Das heißt nicht dass ich damit immer besser liege in der Prognose, denn der Reg macht unter Umständen einen groben Fehler bei seiner Einschätzung über mich oder seiner Einschätzung zum Spot, aber ich habe zumindest die spezielle Situation damit „objektiv“ über die mehrfach gefilterten Hände in meiner Beurteilung schon eingepreist.

phillo283
2 Jahre zuvor

Zitat ich selber. 😀 :

„Hast du viele Broadwaykombos und suited Connectors in den Showdowns gesehen, calle ich hier. Waren mehr Paare und sehr starke Hände dabei, folde ich.“

In diesem Spot kommt es meiner Meinung nach nur auf die History der Showdowns an. Da seine Bet hier fast schon polarisiert, muss ich nur wissen, welche Hände häufiger in seiner Range vorkommen und schon kann ich hier profitabel callen oder folden.

bf
2 Jahre zuvor
Reply to  phillo283

Ich habe einfach nur die Hand analysiert, 1 und 1 zusammengezählt und lasse mir am River 98s zeigen… Ok die Farbe war falsch, muss ich wohl nochmal drüber nachdenken 😀

bf
2 Jahre zuvor
Reply to  kovinator

Fehler analysiert und gefunden!

Der Fehler war, dass ich Villain als einen besseren Spieler eingestuft hatte, als er es tatsächlich war. Dieser Villian hätte wohl mit jeder seiner Hände am Turn geblufft. Aber er dachte, er könne den Pot auch dort direkt gewinnen. Er hatte keinen wirklichen Plan für den River.

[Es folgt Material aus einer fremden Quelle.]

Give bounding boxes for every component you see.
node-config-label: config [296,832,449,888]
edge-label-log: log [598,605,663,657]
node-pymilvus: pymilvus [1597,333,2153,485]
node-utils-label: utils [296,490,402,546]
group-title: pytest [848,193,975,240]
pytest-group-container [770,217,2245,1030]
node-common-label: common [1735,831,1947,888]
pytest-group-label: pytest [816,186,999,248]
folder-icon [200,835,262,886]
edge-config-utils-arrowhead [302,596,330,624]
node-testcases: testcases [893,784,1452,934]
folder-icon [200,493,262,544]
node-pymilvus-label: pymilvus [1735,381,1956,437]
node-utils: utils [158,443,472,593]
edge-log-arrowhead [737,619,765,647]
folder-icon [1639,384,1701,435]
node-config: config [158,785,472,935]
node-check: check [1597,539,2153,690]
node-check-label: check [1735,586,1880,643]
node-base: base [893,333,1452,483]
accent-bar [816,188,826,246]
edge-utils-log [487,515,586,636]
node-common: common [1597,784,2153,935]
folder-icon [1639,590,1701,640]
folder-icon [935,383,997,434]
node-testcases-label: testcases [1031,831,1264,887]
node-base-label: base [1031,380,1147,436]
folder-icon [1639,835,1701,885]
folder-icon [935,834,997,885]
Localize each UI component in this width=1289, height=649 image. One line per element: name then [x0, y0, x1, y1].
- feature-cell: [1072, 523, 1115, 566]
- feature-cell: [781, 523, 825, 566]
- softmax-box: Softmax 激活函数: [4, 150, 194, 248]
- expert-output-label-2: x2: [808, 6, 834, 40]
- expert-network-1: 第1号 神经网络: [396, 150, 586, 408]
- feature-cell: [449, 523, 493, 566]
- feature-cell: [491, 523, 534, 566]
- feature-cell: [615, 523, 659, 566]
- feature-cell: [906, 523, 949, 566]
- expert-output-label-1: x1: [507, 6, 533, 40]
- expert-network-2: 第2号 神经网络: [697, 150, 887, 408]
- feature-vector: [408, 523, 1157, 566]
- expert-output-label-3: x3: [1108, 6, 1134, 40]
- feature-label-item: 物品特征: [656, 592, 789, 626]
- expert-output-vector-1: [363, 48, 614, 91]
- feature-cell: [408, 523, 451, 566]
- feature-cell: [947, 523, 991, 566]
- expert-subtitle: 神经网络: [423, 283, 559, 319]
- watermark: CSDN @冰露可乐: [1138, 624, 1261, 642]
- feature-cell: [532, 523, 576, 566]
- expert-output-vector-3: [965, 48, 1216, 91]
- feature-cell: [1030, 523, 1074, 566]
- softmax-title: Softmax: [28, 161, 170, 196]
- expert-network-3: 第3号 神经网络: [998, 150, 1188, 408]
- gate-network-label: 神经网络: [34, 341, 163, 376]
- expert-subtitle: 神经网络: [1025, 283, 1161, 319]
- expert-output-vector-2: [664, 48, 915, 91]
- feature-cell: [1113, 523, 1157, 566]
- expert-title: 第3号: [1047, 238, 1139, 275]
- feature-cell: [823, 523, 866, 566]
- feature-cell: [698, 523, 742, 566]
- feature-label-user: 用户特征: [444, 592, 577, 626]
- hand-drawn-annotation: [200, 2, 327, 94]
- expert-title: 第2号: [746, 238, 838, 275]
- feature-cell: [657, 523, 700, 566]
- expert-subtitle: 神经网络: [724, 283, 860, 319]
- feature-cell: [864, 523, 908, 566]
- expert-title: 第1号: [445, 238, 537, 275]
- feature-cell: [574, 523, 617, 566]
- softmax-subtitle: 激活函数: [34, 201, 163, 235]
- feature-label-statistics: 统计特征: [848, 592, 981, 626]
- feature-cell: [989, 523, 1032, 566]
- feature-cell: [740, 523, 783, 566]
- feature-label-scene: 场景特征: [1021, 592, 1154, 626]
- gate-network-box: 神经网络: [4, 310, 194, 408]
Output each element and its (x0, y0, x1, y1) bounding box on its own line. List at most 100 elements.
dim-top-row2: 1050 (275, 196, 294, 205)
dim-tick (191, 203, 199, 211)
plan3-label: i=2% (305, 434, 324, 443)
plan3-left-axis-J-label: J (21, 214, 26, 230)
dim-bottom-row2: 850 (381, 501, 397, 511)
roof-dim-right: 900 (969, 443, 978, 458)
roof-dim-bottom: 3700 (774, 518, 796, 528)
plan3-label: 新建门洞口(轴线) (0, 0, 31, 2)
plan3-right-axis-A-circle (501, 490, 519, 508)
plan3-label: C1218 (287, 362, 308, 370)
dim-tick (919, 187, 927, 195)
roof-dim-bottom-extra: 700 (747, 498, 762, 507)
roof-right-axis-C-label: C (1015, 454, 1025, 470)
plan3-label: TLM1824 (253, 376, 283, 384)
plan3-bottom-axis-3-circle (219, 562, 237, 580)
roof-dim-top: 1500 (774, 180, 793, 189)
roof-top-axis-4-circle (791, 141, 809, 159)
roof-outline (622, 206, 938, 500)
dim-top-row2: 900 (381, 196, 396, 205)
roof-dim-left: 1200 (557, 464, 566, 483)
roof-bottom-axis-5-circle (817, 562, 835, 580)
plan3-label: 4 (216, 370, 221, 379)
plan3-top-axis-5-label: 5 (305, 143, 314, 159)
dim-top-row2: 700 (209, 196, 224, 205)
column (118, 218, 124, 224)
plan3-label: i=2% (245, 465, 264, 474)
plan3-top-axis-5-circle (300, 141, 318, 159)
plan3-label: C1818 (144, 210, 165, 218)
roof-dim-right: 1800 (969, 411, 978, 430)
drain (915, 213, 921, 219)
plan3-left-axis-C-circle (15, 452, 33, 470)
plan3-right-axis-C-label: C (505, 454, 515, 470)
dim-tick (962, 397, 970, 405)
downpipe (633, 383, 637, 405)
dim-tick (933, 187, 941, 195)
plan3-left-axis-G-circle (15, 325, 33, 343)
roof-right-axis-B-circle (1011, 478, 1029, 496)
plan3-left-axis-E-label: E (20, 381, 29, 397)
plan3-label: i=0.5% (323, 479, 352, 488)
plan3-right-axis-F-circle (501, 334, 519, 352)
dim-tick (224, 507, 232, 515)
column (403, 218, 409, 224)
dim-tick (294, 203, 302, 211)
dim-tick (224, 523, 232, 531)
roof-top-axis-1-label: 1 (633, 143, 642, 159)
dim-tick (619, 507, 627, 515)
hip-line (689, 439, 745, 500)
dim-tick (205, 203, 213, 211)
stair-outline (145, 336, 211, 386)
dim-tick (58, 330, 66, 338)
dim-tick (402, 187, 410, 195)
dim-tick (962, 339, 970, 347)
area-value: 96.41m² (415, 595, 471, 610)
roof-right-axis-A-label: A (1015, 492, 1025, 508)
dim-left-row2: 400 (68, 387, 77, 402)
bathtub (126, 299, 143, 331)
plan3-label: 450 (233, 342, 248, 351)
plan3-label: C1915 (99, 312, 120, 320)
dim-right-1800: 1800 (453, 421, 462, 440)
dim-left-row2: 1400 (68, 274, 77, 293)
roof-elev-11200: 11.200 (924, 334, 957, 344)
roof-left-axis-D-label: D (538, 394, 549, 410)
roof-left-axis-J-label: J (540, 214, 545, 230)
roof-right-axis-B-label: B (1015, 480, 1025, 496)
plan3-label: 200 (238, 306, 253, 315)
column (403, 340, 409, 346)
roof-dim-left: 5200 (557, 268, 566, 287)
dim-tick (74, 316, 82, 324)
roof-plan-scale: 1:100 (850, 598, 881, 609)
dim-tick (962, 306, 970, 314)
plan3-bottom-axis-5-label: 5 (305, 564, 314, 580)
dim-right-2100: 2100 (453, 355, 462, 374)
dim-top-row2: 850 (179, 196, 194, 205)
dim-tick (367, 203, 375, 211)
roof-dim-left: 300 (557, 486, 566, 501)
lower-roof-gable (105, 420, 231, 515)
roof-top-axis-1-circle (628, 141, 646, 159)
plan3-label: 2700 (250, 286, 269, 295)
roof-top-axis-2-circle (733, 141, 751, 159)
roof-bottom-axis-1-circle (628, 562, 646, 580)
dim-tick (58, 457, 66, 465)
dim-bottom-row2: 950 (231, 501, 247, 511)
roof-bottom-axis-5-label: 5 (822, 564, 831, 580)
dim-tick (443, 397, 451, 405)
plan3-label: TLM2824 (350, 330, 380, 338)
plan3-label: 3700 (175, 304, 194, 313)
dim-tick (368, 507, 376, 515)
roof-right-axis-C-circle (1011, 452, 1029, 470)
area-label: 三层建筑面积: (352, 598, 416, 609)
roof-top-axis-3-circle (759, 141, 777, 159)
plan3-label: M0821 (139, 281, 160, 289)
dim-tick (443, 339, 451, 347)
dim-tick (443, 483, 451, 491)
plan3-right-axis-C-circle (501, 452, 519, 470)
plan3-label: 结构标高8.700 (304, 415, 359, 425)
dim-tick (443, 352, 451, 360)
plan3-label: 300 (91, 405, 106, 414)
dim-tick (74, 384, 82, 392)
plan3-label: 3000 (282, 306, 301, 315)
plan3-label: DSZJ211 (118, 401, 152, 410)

Hätte er bei seinem Bluff die Wahrscheinlichkeit eines Turn-Calls von Hero etwas höher eingestuft, dann hätte er nur mit etwas mehr Outs einen Semibluff gestartet. So hatte er nur 4 einigermaßen gute Outs. Eines dieser Outs hätte Hero aber ein möglichen Flush beschert und auch die 3 anderen Outs brächten nur das „Idiotenende“ einer Straße (Hero könnte hier ja mal mit AK versucht sein, den River zu sehen).